24 Antworten auf “Michael Balter”

    • Réalité

      @ EdiG
      Auto……weit weg…..???Nö EdiG,dat macht d’r KHL für „Seine Aussenbeziehungen“….!
      D’r Meikel fliecht direkt mid’m Rejierungsjet nach NeuJork um ne Kanditatatour ze nem „immerwährendeständijeSitzbeid’rUFOfürdeeastbelgiumgermanspeakingpiepel“!!!
      Da bis de „PAFF WA“!!!Wenn schon…….denn schon……!!!!M’r muss och mulle konne!!!!

  1. Gelackmeiert

    Der Wunsch ist nicht utopisch, wird aber u.a. davon abhängen, ob Piraten antreten und … war da nicht vor Wochen die Rede von einer Splitterpartei namens „Die Europäer“ ?

    Wenn die amtierende Mehrheit noch die Kompostpartei mit auf die Titanic holt, dann haben Vivant und die sozialen Christen (auch Zentrumshumanisten genannt) wohl keine Chance auf Machtübernahme.

    Vermutlich erscheint dann noch ein 5. Ministerposten wie Phönix aus der Asche.

    Bei diesem Szenario würde der Zündstoff für Ostbelgien-Direkt auch nicht ausgehen ;-)

    Und mal ehrlich, ist Ostbelgien überhaupt schon bereit für eine Regierung ohne den Zwergenkönig ?

  2. Der Verkäufer

    Ob Vivant alles besser machen würden…alle Problem verschwunden sind. Immer diese Machtspielchn auf niedrigem Niveau.Ich nenn es eher politisches Rumlungern und grosse Sprüche klopfen.

    • Ob sie etwas ändern können hängt zuerst vom Wähler ab. Zumindest sprechen sie die Dinge klar an und schliessen nicht die Augen vor den Ursachen der Probleme. Ich hoffe echt dass sie es packen.

      • Der Verkäufer

        Jeder Politiker spricht hier und da mal Dinge/Probleme an um ein paar Stimmchen zu sammeln, meistens is es nur heisse Luft. Aber die jetzige Regierung macht es auch nicht besser, keine Sorge.
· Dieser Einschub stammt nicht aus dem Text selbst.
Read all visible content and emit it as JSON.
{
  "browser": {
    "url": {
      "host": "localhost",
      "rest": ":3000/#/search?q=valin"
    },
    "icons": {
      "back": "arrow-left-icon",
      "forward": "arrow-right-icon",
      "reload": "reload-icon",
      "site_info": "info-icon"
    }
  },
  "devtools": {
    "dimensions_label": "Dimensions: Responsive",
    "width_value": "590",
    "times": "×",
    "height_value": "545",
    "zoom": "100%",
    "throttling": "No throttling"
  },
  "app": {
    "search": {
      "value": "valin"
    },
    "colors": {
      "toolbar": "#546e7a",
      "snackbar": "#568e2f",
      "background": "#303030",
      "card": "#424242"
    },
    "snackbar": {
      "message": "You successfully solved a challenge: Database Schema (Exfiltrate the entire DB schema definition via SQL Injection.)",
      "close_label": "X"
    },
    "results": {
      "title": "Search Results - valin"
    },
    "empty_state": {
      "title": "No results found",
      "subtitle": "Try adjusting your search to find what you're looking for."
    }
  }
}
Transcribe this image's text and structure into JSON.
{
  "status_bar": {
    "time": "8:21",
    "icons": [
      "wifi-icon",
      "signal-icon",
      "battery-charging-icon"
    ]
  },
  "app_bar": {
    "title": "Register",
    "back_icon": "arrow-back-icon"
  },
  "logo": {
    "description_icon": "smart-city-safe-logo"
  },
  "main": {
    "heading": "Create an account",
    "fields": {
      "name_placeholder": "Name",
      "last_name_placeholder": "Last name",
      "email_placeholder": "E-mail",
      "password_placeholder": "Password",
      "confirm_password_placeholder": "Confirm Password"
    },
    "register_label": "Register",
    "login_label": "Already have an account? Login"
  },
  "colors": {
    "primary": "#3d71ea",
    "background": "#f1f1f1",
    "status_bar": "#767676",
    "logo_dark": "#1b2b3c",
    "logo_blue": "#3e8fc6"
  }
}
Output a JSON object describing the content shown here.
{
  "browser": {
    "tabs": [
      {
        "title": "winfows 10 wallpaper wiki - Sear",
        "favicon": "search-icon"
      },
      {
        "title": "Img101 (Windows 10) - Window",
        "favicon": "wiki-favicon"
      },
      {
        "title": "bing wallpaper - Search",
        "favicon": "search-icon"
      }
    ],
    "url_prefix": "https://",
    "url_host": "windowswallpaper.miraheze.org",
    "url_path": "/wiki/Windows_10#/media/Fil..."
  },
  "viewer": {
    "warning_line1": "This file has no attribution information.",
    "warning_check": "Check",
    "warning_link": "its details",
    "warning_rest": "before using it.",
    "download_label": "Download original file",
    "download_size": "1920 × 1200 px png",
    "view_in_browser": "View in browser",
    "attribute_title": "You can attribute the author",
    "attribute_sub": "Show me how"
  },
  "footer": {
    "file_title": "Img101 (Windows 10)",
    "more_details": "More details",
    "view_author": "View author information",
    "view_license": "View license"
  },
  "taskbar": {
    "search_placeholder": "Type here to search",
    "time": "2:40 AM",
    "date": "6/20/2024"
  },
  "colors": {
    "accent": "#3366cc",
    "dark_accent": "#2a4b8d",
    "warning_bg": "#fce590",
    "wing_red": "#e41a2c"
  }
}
  3. Meiner Meinung nach hat Vivant ihre Zugkraft ( als Protestpartei) inzwischen
    ziemlich eingebüßt. Drei Mandate scheinen mir daher unrealistisch. Vielleicht gründet Michael Balter besser eine neue Partei, etwa
    „Pro Michael“ .Da könnte er eventuell noch
    was an Stimmen hinzu gewinnen, mit Vivant eher nicht ( denke ich mal…..)

  4. Es reicht!

    Vivant ist die einzige Partei in Ostbelgien die ganz klar gegen die schnellen Brüter in Tihange gestimmt hat, selbst Ecolo Ostbelgien ist vor der Strommafia eingeknickt.
    Die Folge wird sein dass die Fundis der Grünen zu Vivant überlaufen werden.
    Dies wird mit Sicherheit Vivant stimmen bringen bzw. den Grünen Stimmen kosten.

  5. „Der 37-Jährige ist überzeugt, dass der Zuspruch aus der Bevölkerung für Vivant zugenommen hat.“

    Richtig! Schließlich brauchen wir auch hin und wieder was zu lachen… Ernst nehmen kann man die ja wohl nicht, oder?

  6. Kommentator

    @fehlende Alternative

    Abgesehen davon, dass Vivant ein ausführliches Programm hat, was Sie bestimmt auch wissen, ist im Moment Kritik die einzige Alternative, um den politischen Wahnsinn in der DG ein Ende zu bereiten.